Published: 4/20/2021 6:31:12 AM

There is a reason that so many lawns and store fronts brandish Black Lives Matter signs, Ms. Maynard [letter, “Signs”].

   On April 12, we learned of another Black man, Daunte Wright, who had been shot and killed by police, again in Minnesota, for some supposed minor traffic violation. And last week, the trial arguments ended for the police officer who is accused of killing George Floyd by kneeling on his chest and neck for over 9 minutes, this for allegedly passing a counterfeit $20 bill.

More and more people are starting to recognize the truth that, in America, Black lives have not mattered, have never mattered and still do not matter today. Take another look at those signs and read them carefully this time. They do not say only Black Lives Matter. They do not say Black Lives Matter more. They do not say other Lives Do Not Matter. But what they are saying, begging really, is for the rest of us to understand that Black Lives Matter, too and we need to stop dismissing them as though they are not important!

For example, before Daunte and George, we watched as police put Eric Garner in a chokehold in New York City and held him until he died for selling cigarettes on the street.
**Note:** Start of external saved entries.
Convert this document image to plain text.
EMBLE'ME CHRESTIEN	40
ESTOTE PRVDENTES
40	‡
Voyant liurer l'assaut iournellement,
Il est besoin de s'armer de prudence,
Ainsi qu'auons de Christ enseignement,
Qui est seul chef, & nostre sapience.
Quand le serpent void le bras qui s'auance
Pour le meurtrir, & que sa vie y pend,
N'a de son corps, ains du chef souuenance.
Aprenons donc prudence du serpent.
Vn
Then Breonna Taylor died in her bed when police stormed her apartment in the night looking for non-existent drugs. And there was John Crawford who was killed by police as he checked out a toy gun inside a Walmart. And 12-year-old Tamir Rice, shot within seconds of the arrival of a police officer as he played with a toy gun. And how about Trayvon Martin, walking home to his father’s apartment with some candy and shot by George Zimmerman. And none of these killers was ever held accountable.

In fact, the only reason that former Officer Derek Chauvin is being tried in the death of George Floyd is that someone filmed the whole sordid thing and shared it with the world!
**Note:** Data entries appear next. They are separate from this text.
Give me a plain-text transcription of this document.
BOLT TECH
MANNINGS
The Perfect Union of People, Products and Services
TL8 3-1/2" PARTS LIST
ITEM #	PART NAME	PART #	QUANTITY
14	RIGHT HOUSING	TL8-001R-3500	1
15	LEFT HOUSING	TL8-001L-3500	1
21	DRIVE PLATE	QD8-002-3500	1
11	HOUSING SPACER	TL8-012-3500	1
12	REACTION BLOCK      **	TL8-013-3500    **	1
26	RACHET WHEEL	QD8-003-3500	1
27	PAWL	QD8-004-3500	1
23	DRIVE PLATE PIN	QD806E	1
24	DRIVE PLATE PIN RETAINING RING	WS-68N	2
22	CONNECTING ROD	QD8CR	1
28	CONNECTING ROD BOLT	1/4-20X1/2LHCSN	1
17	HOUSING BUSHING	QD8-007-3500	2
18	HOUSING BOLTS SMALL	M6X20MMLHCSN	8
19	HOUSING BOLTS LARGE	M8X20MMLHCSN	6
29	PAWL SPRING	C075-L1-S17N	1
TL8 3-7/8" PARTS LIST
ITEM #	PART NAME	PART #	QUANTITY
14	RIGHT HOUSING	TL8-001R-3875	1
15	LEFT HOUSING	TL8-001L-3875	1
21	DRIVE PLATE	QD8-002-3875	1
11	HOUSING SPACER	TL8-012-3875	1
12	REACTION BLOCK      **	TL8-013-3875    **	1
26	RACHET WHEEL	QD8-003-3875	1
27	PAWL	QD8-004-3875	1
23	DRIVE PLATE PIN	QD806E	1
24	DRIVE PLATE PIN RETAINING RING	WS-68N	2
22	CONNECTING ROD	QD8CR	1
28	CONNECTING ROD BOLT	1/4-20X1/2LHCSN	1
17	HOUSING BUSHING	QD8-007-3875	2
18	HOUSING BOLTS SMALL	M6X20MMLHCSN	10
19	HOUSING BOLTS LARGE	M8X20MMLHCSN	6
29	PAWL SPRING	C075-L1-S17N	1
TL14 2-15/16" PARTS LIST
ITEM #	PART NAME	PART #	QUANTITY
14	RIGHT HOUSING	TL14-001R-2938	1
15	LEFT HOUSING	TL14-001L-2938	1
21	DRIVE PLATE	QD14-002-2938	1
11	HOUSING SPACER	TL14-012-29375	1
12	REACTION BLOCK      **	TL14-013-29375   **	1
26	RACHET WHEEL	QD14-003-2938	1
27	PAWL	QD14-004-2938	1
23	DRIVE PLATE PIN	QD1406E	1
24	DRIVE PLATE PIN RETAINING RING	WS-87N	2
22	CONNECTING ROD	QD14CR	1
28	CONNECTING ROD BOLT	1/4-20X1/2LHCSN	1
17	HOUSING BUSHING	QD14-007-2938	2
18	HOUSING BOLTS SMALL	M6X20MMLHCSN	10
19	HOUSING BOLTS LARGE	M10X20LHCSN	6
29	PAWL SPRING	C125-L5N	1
It is a sad fact that, according to the Washington Post Fatal Force, updated April 15, Black people in America make up about 13% of the total population but over 50% of those killed by police. In addition, Blacks comprise 40% of the U.S. prison population, and according to PolitiFact, June 29, 2018, large numbers of them jailed not because they have been found guilty of anything but because, once accused, they have been unable to pay bail. Languishing in prisons for weeks, months, even years while awaiting trial, these people lose their jobs, their homes, their families, not for anything they have done but because they couldn’t afford to pay off their jailers!
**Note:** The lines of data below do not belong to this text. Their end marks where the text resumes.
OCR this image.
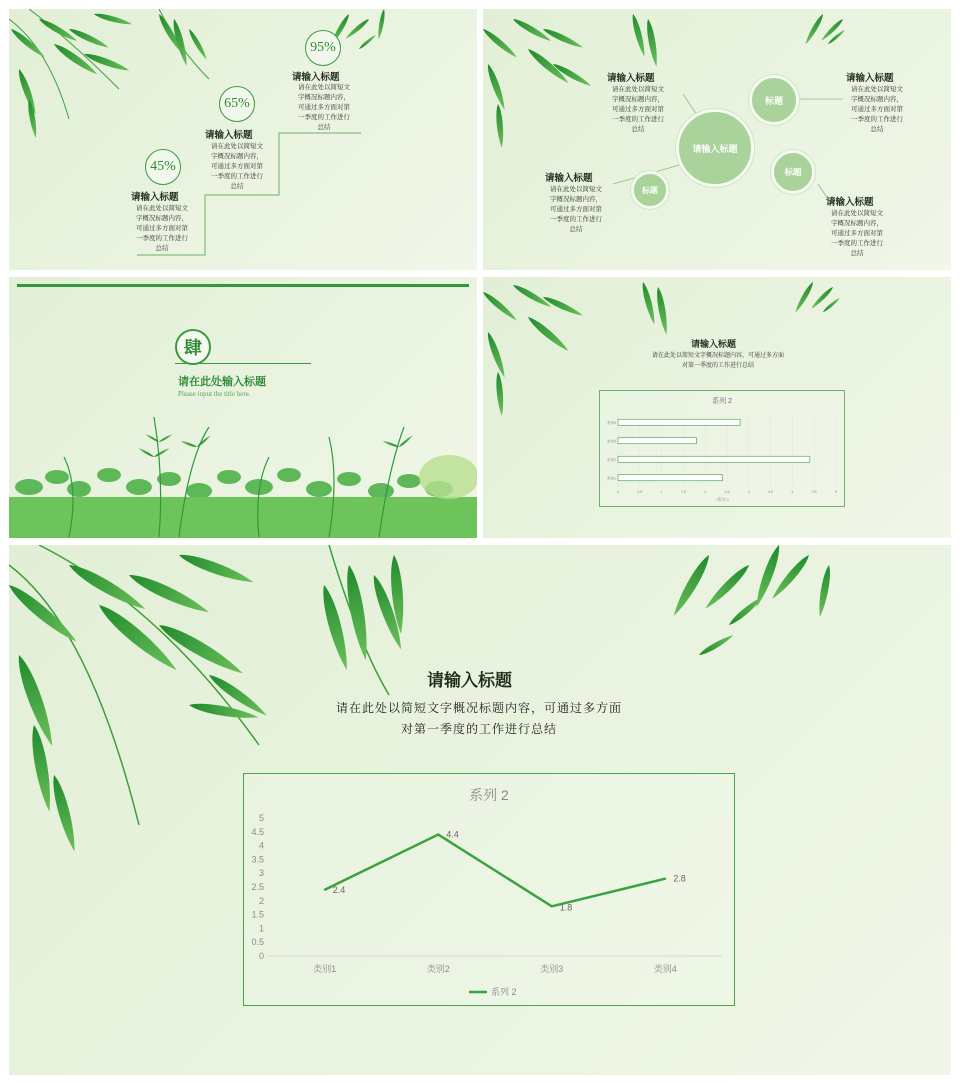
95%
请输入标题
请在此处以简短文
字概况标题内容，
可通过多方面对第
一季度的工作进行
总结
65%
请输入标题
请在此处以简短文
字概况标题内容，
可通过多方面对第
一季度的工作进行
总结
45%
请输入标题
请在此处以简短文
字概况标题内容，
可通过多方面对第
一季度的工作进行
总结
请输入标题
标题
标题
标题
请输入标题
请在此处以简短文
字概况标题内容，
可通过多方面对第
一季度的工作进行
总结
请输入标题
请在此处以简短文
字概况标题内容，
可通过多方面对第
一季度的工作进行
总结
请输入标题
请在此处以简短文
字概况标题内容，
可通过多方面对第
一季度的工作进行
总结
请输入标题
请在此处以简短文
字概况标题内容，
可通过多方面对第
一季度的工作进行
总结
肆
请在此处输入标题
Please input the title here.
请输入标题
请在此处以简短文字概况标题内容，可通过多方面
对第一季度的工作进行总结
系列 2
0	0.5	1	1.5	2	2.5	3	3.5	4	4.5	5
类别1
类别2
类别3
类别4
□系列 2
请输入标题
请在此处以简短文字概况标题内容，可通过多方面
对第一季度的工作进行总结
系列 2
0
0.5
1
1.5
2
2.5
3
3.5
4
4.5
5
类别1	类别2	类别3	类别4
2.4
4.4
1.8
2.8
系列 2
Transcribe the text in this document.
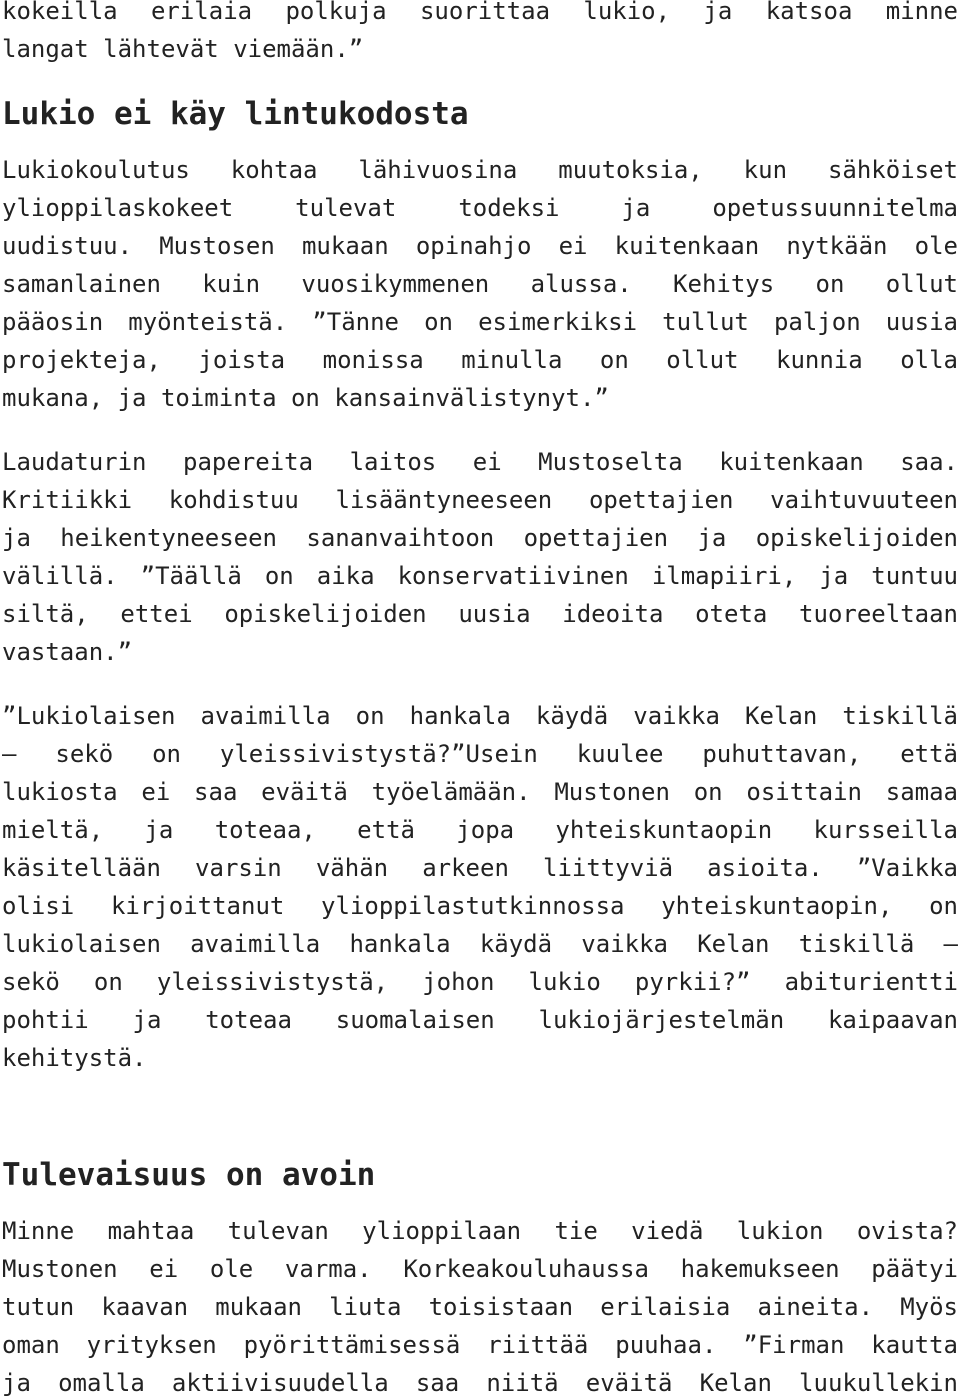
kokeilla erilaia polkuja suorittaa lukio, ja katsoa minne
langat lähtevät viemään.”
Lukio ei käy lintukodosta
Lukiokoulutus kohtaa lähivuosina muutoksia, kun sähköiset
ylioppilaskokeet tulevat todeksi ja opetussuunnitelma
uudistuu. Mustosen mukaan opinahjo ei kuitenkaan nytkään ole
samanlainen kuin vuosikymmenen alussa. Kehitys on ollut
pääosin myönteistä. ”Tänne on esimerkiksi tullut paljon uusia
projekteja, joista monissa minulla on ollut kunnia olla
mukana, ja toiminta on kansainvälistynyt.”
Laudaturin papereita laitos ei Mustoselta kuitenkaan saa.
Kritiikki kohdistuu lisääntyneeseen opettajien vaihtuvuuteen
ja heikentyneeseen sananvaihtoon opettajien ja opiskelijoiden
välillä. ”Täällä on aika konservatiivinen ilmapiiri, ja tuntuu
siltä, ettei opiskelijoiden uusia ideoita oteta tuoreeltaan
vastaan.”
”Lukiolaisen avaimilla on hankala käydä vaikka Kelan tiskillä
– sekö on yleissivistystä?”Usein kuulee puhuttavan, että
lukiosta ei saa eväitä työelämään. Mustonen on osittain samaa
mieltä, ja toteaa, että jopa yhteiskuntaopin kursseilla
käsitellään varsin vähän arkeen liittyviä asioita. ”Vaikka
olisi kirjoittanut ylioppilastutkinnossa yhteiskuntaopin, on
lukiolaisen avaimilla hankala käydä vaikka Kelan tiskillä –
sekö on yleissivistystä, johon lukio pyrkii?” abiturientti
pohtii ja toteaa suomalaisen lukiojärjestelmän kaipaavan
kehitystä.
Tulevaisuus on avoin
Minne mahtaa tulevan ylioppilaan tie viedä lukion ovista?
Mustonen ei ole varma. Korkeakouluhaussa hakemukseen päätyi
tutun kaavan mukaan liuta toisistaan erilaisia aineita. Myös
oman yrityksen pyörittämisessä riittää puuhaa. ”Firman kautta
ja omalla aktiivisuudella saa niitä eväitä Kelan luukullekin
As a people, Black Americans suffer in countless other ways. Starting with the Emancipation Proclamation, laws were passed in America to guarantee that People of Color will be kept poor and powerless. Banks refused them loans or charged exorbitant interest rates. Real estate agents showed them only homes in poorer neighborhoods. Companies hired only for lower paying and less responsible jobs. Even the U.S. government refused returning Black soldiers access to the GI Bill.

Since schools are supported by property taxes in the U.S., poor people necessarily have schools that are deficient in almost everything. Old buildings, asbestos, faulty plumbing with lead pipes, inadequate textbooks, no libraries or school nurses, Black children struggle to learn and even to believe in themselves. With so many parents incarcerated, many unjustly, children struggle at home as well, living on a single parent’s minimum wage, inadequate food and housing and health care. They grow up fearing the police, learning from their parents’ experiences that Black people do not fare well in law enforcement’s hands.

The fact that any Person of Color ever succeeds at anything other than sports in this country is a testament to the courage, determination, intelligence and hard work of every one of them. And succeed they do! Doctors, nurses, lawyers, ministers and priests, teachers, accountants, bankers, designers, artists, architects, scientists, mathematicians, inventors, authors, lawmakers and a president … name it and you will find exceptional examples all around you. Still, even these accomplished people must deal with the prejudicial attitudes that whites impose on them.

A few years ago, we heard about an older Black man, a well-dressed minister, who pulled into a store parking lot when he felt himself going into a diabetic hypoglycemic attack. He needed a shot of glucose (sugar), fast. Instead, the store manager called the police who assumed he was overdosing on drugs and refused to hear the man’s pleas, dragging him out of his car, handcuffing him and holding him until he died. What are the chances that a white man would have experienced the same response?

Those signs, Ms. Maynard, are an invitation for us to learn more about why Black Americans are asking us to care and a desperate call to grant them the same respect and concern we demand for ourselves.

Louise Amyot is a 45-year resident of Greenfield.